Figure 1. The γ2(R43Q) mutation destabilize the open-channel conformation. (A) Schematic representation of GABAAR subunits showing a large N-terminal extracellular domain, 4 transmembrane domains and a large cytoplasmic loop. The location of the γ2(R43Q) point mutation associated with childhood absence epilepsy and febrile seizure is indicated. (B) Schematic diagram of a α1β2γ2 GABAAR which illustrates the 5 combined subunits that form the complex, the 2 GABA active binding sites at the β2 and α1 interfaces (gray circles) and the benzodiazepine (BDZ, blue circle) allosteric binding site at the α1 and γ2 interface. In current models, γ2R43 (red star) is at the interface with β2. (C,D) Model of a α1β2γ2 GABAAR viewed from the outside. Here only the γ2 and β2 subunits are shown for clarity (γ2 in green and β2 in pink, see (B). γ2 (R43, Y174, E178) and β2 (D84, R117) residues are represented by sticks. These residues are within loops identified as being involved in the channel-opening motion: (C) resting state model, (D) active state model.

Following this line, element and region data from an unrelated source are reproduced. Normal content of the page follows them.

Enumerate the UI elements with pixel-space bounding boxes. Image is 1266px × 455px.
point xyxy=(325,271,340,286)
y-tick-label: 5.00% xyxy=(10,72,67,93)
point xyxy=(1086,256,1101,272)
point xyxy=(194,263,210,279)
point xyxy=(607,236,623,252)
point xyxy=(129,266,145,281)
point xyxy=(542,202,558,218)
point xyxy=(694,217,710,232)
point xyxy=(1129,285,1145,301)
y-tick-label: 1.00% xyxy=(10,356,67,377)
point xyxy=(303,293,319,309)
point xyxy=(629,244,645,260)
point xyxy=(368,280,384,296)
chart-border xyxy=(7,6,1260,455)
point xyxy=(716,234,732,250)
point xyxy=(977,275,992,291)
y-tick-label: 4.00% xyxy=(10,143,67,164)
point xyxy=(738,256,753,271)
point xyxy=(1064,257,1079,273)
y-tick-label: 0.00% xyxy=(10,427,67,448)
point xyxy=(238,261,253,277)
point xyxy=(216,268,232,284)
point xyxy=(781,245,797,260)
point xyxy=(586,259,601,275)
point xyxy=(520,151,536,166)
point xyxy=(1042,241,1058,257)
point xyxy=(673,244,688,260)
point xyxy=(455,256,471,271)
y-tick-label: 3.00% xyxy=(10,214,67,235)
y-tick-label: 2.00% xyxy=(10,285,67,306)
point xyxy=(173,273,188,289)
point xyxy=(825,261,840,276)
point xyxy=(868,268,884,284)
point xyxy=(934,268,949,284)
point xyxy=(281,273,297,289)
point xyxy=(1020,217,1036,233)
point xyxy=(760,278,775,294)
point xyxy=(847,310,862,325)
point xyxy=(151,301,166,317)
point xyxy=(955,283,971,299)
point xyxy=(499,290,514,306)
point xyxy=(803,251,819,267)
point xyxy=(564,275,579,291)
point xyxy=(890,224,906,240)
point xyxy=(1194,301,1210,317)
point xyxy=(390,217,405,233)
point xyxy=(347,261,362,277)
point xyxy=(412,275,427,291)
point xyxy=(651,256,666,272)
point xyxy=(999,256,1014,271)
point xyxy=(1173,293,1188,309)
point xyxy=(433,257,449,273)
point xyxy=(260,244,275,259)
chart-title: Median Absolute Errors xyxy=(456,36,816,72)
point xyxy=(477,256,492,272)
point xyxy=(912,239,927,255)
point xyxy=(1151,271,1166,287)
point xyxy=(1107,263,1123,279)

The GABAAR extracellular domain contains binding sites for agonists and allosteric modulators (Fig. 1B), while the intracellular domain mediates interactions with trafficking factors.,,, Consequently, our findings suggest that GABAAR internalization is driven by a global conformational change. Molecular models show that the γ2R43 residue is at the γ2/β2 interface in the extracellular domain, on a loop positioned above the pocket, which is homologous to the GABA binding sites. Interestingly, many mutations in nicotinic receptors linked to diseases are at the interface between receptor subunits; they alter the gating allosterically, i.e., from a distance., A model indicates that γ2R43 and γ2E178 are connected through a bifurcated salt bridge: this model has been used to study the γ2(R43Q) mutation.,, One of these studies has suggested that these positions have a long-range allosteric effect. In our new GABAAR model derived from the Glutamate-gated chloride channel in the active state recently published, the R43 residue of the γ2-subunit is connected to Y174 and E178 from the loop B and to β2 subunit via polar interactions that should be sensitive to the R43Q substitution and positioned on a loop thought to be involved in the channel-pore opening motion (Fig. 1D). Here we show that these interactions are not present in our novel model of the resting state (Fig. 1C) which was based on the structure of a prokaryotic homolog published very recently. These new models (i.e., resting and activated states) point out that the γ2R43 domain is affected by the motion resulting from GABAAR activation. This observation is consistent with an allosteric effect of the mutation. Moreover, electrophysiological recordings and kinetic analyses have shown that the long-distance effects of γ2(R43Q) substitution extend as far as the transmembrane domains. Then, the extracellular domain might have an influence on receptor endocytosis in line with the current views on pentameric ligand-gated ion channels, describing a link between extracellular-, transmembrane-, and intracellular-domains.- This also suggests that allosteric drugs in wide clinical use may have an influence on receptor trafficking.